Identification of a fractional Wigner crystal phase at half-filling.

Transition from Laughlin liquid to crystalline phases driven by interaction shape.

Proposal to realize these interactions using Rydberg-dressed cold atoms.

Abstract

Highly tunable platforms for realizing topological phases of matter are emerging from atomic and photonic systems, and offer the prospect of designing interactions between particles. The shape of the potential, besides playing an important role in the competition between different fractional quantum Hall phases, can also trigger the transition to symmetry-broken phases, or even to phases where topological and symmetry-breaking order coexist. Here, we explore the phase diagram of an interacting bosonic model in the lowest Landau level at half-filling as two-body interactions are tuned.

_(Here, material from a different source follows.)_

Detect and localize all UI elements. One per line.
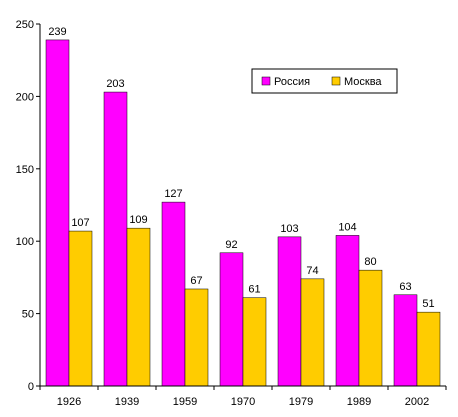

Apart from the well-known Laughlin liquid, Wigner crystal phase, stripe, and bubble phases, we also find evidence of a phase that exhibits crystalline order at fractional filling per crystal site. The Laughlin liquid transits into this phase when pairs of bosons strongly repel each other at relative angular momentum $4\hbar$. We show that such interactions can be achieved by dressing ground-state cold atoms with multiple different-parity Rydberg states.